The approach, which the team calls DGM-Hyperagents (DGM-H), builds on the Darwin Gödel Machine — a prior method that showed a coding agent could improve itself through repeated self-modification. The agent generates variants of its own code, tests them, and archives successful versions as stepping stones for further refinement. DGM-H extends this by making the improvement mechanism itself part of what gets optimized. Both the task-solving code and the code that modifies the agent live in the same editable program — so when the agent rewrites itself, it can rewrite the meta-level too.
Why Prior Approaches Couldn't Generalize
The original DGM worked well for coding tasks, where being a better programmer naturally makes you better at writing self-modifications. That link breaks down in other domains. An agent that gets better at evaluating scientific papers doesn't automatically get better at rewriting its own code. The team found DGM hit near-zero performance on non-programming tasks without manual tweaking.
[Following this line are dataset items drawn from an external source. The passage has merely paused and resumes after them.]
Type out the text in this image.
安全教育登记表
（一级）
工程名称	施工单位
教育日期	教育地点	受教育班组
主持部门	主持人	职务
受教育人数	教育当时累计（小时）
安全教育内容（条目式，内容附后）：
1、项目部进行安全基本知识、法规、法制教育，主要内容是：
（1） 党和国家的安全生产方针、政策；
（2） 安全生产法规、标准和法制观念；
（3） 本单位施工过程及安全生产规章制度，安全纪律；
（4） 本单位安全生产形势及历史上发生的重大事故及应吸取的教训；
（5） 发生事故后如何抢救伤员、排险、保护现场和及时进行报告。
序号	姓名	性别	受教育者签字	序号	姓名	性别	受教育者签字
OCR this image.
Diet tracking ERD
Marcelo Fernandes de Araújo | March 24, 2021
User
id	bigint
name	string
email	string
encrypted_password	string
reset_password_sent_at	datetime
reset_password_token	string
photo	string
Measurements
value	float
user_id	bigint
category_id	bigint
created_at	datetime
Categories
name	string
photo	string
DGM-H sidesteps this by making the improvement mechanism itself improvable — independently of what task the agent is doing. The team tested this across four task areas, demonstrating that the self-accelerating loop generalizes beyond coding.
What It Could Mean
The implications for AI capability trajectories are significant, if still early. Systems that improve at improving — rather than just improving — could in theory reach capability thresholds faster than scaling compute or data alone would allow. The research is published and peer-reviewed; production deployment is a different question. But Meta's willingness to publish on recursive self-improvement mechanisms signals that the lab views this class of research as publicly defensible, which itself tells you something about where the frontier is moving.